The child classes will further implement additional features that require assumptions of the free energy profile. At this moment, only one such child class is implemented, the SimpleFreeEnergyProfile which represents the FEP of a simple process with a single reactant, transition and product state. There are several ways to construct a free energy profile.

In the following sections we will illustrate how to construct a free energy profile using the BaseFreeEnergyProfile (which can hence also be applied to the SimpleFreeEnergyProfile without futher modification).

… using the constructor

from thermolib.thermodynamics.fep import BaseFreeEnergyProfile
fep = BaseFreeEnergyProfile(cv, f, temp)

Herein, cv and f arguments represent equal-length numpy arrays containing respectively the collective variable and free energy on a grid, which should all be defined in atomic units. Furthermore, temp represents the temperature (in atomic units, hence, Kelvin) at which the free energy profile is evaluated.
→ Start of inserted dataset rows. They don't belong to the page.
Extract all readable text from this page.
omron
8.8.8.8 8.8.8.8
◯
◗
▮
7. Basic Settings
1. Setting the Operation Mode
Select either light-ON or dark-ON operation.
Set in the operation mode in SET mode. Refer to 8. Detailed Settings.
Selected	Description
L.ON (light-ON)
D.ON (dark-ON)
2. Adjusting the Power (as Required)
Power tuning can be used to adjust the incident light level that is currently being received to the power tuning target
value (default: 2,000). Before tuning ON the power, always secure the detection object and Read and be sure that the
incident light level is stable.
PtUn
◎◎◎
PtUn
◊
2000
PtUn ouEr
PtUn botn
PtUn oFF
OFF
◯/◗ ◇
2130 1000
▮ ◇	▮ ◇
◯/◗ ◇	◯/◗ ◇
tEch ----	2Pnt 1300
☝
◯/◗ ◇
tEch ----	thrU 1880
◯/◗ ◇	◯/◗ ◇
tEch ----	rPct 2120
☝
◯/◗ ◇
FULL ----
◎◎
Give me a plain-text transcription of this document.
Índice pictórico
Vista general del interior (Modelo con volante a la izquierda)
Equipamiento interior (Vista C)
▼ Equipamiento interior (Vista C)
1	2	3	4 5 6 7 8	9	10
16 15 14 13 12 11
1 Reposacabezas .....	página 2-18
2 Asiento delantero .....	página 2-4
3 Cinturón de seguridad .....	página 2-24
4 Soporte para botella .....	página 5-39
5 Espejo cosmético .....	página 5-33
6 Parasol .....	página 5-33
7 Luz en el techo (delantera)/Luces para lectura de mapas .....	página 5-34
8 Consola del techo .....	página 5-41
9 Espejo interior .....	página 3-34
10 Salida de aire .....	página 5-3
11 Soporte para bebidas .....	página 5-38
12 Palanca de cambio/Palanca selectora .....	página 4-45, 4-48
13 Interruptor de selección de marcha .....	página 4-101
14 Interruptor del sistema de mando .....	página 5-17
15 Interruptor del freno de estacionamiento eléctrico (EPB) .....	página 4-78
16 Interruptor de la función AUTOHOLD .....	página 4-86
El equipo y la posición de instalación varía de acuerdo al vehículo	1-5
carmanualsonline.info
… reading from a text file

from thermolib.thermodynamics.fep import BaseFreeEnergyProfile
fep = BaseFreeEnergyProfile.from_txt(fn, temp)

Herein, the fn argument represents the name of a text file containing the values of the collective variable and the corresponding free energy on a grid. By default, the values of the cv and f arguments should be defined in atomic units in the first and in kjmol in the second column respectively separated by one or multiple whitespaces. More control on the columns from which to read the data, the delimiter used, units in which cv and/or f is defined and more can be found in the reference guide. As was also the case in the constructor routine, temp represents the temperature (in atomic units, hence, Kelvin) at which the free energy profile is evaluated.

… from a histogram

A 1D free energy profile can also be constructed from an instance of the Histogram1D class that was computed from one or more (possibly biased) molecular simulations as detailed before. To convert this histogram into a free energy profile, we proceed as follows:

from thermolib.thermodynamics.fep import BaseFreeEnergyProfile
temp = 300*kelvin
fep = BaseFreeEnergyProfile.from_histogram(hist, temp)